Antidrug antibodies or unwanted immunogenicity is a primary safety concern for biologics, and follow-on products are not an exception (25,26). For example, a minor change in the manufacturing process of an erythropoietin product caused the generation of autoantibodies to endogenous as well as exogenous erythropoietin, drastically increasing the incidence of pure red cell aplasia, a rare but fatal anemic condition (27). Similarly, after treatment with infliximab in Crohn’s disease, antibody-positive patients were 2.9 times more likely to experience infusion reactions than antibody-negative patients (28).

Therefore, the regulatory agencies require that the immunogenicity profile of follow-on products be sufficiently characterized before extrapolation to other indications is sought (58). Furthermore, the immunogenicity profile should be studied “in the patient population that carries the highest risk of an immune response and immune-related adverse events” (emphasis added) (6). This requirement is scientifically justified as discussed in the previous section, i.e., the population with the highest immune response will be the most sensitive population to detect a possible difference in immunogenicity (7). In the same vein, a population for which immunogenicity is suppressed by any measure may not serve as a basis for extrapolation to other indications (6).

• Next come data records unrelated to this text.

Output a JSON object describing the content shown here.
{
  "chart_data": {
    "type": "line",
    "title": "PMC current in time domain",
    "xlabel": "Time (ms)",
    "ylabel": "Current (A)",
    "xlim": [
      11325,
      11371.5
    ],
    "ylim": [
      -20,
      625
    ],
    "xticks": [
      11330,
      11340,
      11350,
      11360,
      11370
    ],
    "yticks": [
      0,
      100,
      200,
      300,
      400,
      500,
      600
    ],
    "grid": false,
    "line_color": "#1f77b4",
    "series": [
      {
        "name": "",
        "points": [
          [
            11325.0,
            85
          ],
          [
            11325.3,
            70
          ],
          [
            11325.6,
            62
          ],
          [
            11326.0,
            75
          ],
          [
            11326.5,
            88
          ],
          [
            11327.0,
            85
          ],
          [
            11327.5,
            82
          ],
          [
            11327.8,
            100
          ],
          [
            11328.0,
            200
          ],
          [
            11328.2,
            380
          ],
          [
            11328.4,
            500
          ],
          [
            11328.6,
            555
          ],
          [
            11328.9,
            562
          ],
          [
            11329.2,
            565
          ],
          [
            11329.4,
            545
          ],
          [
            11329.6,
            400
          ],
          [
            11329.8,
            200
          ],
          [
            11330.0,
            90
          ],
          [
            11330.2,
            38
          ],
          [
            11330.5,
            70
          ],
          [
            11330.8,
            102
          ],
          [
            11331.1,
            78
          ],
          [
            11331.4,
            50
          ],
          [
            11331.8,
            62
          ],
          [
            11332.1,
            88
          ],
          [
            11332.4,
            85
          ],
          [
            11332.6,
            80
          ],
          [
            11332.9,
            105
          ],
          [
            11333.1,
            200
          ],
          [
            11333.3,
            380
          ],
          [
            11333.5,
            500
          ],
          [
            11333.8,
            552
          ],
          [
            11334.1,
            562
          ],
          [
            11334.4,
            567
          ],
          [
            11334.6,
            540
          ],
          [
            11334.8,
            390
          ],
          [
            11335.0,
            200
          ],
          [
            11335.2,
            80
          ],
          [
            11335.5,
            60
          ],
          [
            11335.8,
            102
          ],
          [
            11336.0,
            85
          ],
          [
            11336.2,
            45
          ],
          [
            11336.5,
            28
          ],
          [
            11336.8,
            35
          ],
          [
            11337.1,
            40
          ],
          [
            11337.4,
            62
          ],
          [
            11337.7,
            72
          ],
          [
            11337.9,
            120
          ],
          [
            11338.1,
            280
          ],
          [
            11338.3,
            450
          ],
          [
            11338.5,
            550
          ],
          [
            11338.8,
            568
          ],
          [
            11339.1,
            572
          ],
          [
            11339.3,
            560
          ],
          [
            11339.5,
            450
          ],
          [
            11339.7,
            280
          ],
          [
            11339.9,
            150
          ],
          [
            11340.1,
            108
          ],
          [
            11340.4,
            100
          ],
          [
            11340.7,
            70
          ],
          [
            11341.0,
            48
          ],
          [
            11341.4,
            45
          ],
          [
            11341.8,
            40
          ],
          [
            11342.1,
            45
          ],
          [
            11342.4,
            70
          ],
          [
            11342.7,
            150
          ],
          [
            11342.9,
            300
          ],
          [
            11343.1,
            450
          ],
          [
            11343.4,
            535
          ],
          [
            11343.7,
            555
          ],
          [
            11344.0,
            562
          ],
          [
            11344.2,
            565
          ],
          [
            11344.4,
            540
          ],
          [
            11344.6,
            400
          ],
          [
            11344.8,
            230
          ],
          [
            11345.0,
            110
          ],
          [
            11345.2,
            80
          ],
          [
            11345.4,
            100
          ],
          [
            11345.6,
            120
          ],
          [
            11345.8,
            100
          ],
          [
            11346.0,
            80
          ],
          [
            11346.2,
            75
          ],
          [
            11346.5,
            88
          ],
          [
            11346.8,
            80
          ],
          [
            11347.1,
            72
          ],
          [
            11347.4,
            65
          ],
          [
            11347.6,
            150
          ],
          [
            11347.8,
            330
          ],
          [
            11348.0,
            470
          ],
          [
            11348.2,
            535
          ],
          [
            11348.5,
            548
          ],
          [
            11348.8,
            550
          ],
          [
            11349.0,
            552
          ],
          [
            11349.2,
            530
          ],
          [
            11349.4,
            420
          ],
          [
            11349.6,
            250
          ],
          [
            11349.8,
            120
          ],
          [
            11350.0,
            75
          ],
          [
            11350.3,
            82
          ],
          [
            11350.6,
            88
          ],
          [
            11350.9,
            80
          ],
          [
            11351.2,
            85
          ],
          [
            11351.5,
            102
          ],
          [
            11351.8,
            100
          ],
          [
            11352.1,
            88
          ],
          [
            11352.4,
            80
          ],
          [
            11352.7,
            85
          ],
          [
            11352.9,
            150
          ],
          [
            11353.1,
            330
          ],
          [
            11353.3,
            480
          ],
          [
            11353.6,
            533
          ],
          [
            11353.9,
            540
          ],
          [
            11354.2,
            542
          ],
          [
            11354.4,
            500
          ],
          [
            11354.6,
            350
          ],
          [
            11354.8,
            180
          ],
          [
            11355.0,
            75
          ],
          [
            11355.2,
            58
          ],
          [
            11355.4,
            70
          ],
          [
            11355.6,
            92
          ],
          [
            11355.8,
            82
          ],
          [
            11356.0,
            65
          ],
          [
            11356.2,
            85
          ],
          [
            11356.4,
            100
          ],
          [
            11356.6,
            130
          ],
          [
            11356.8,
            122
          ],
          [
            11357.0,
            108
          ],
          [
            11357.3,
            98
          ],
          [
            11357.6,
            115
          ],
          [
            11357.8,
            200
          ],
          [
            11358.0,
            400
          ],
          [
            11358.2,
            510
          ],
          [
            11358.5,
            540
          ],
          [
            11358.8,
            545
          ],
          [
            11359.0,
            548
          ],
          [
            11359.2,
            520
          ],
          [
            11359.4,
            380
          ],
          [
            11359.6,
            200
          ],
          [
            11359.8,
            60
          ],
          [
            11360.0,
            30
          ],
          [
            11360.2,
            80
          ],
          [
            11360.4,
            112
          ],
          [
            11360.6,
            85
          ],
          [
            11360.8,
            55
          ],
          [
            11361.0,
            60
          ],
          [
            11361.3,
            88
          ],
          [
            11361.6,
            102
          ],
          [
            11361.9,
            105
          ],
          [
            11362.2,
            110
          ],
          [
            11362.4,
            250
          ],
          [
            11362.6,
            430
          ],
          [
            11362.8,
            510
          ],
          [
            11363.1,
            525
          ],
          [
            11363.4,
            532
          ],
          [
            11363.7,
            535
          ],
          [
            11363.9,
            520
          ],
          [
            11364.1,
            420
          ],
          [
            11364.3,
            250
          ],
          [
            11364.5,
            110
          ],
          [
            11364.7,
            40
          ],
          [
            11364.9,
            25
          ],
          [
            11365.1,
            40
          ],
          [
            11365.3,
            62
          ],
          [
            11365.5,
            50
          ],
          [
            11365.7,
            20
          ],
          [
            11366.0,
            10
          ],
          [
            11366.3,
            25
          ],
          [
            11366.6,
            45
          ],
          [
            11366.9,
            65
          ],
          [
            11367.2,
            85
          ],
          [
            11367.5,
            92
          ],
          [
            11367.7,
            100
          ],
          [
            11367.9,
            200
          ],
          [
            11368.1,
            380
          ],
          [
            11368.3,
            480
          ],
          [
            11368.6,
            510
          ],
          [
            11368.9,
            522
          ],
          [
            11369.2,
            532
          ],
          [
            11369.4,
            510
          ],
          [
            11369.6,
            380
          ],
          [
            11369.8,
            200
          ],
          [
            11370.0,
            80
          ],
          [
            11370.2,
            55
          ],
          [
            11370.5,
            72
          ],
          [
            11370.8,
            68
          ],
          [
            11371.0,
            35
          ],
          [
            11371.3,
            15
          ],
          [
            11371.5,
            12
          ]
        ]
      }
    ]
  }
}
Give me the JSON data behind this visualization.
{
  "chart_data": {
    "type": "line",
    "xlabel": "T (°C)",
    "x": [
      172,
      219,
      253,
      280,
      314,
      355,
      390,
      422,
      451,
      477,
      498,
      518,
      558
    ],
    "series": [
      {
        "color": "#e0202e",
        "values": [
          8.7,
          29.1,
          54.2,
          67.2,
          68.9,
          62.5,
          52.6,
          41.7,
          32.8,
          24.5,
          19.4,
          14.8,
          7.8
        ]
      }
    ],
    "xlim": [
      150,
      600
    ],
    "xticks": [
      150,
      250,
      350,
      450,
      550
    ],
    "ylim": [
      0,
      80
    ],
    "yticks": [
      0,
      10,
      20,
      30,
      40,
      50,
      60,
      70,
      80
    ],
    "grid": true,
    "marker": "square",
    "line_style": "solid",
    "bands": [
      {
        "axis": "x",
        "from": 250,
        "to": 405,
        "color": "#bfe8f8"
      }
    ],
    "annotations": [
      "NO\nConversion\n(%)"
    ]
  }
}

The proportion of patients developing immunogenicity after treatment with infliximab varied widely by indication; it was highest in Crohn’s disease (up to 61%) (28) and ranging between 20 and 51% in psoriasis (29,30). RA, however, is the indication in which the smallest proportion of patients developed antibodies to infliximab (∼10%), mostly at a low titer (12,13,31,32). This low immunogenicity in RA may be related to co-administered methotrexate, an immunosuppressant (28). In other words, RA is not only a less sensitive population for detecting a difference in immunogenicity, but also an inappropriate population for extrapolation due to the mandatory use of methotrexate in addition to infliximab. Therefore, the immunogenicity profile of CT-P13, investigated mainly in RA, may not be extrapolated to the other indications of infliximab. This means that the safety profiles of CT-P13 in patients with Crohn’s disease, ulcerative colitis, psoriatic arthritis, and plaque psoriasis may differ from those with RA.

CONCLUSION

As exemplified in the case of CT-P13, a follow-on infliximab, extrapolation of the safety and efficacy data in one indication to another is scientifically challenging for biosimilars, particularly when extrapolation is based on a less sensitive clinical indication such as RA. This notion has been recently shared by experts in the inflammatory bowel disease (IBD) groups, who emphasized the difficulty of “extrapolation across indications” for biosimilars (33) and required “rigorous testing in patients with IBD” (34). Their positions are appropriate in that most health-care professionals are not aware how and on what basis biosimilars are approved for marketing (35). Therefore, the regulatory agencies need to exercise caution before granting extrapolated indications to biosimilars, many of which might be hard to justify by the current regulatory standards unless backed up by strong scientific rationale. On the other hand, it should be also noted that extrapolation across indications is a keystone to the marketing approval of biosimilars because their development process is “abridged” in principle. In this regard, the exposure–response relationship approach based on extensive modeling and simulation experiments using a short-term clinical outcome variable or validated pharmacodynamic endpoint can be a practical alternative to the full-scale comparative clinical trials. This approach has been shown to be effective in the drug development program of etanercept, in which mechanistic modeling and simulation enabled the extrapolation of a new dosage regimen to untested indications (36). Of course, the exposure–response relationship approach should be applied on a case-by-case basis until its usefulness and validity is carefully assessed for biosimilars, which will be elucidated eventually as more complex biosimilars including monoclonal antibody are currently under development.

Acknowledgments

Conflict of Interest

The author has no conflict of interest to declare.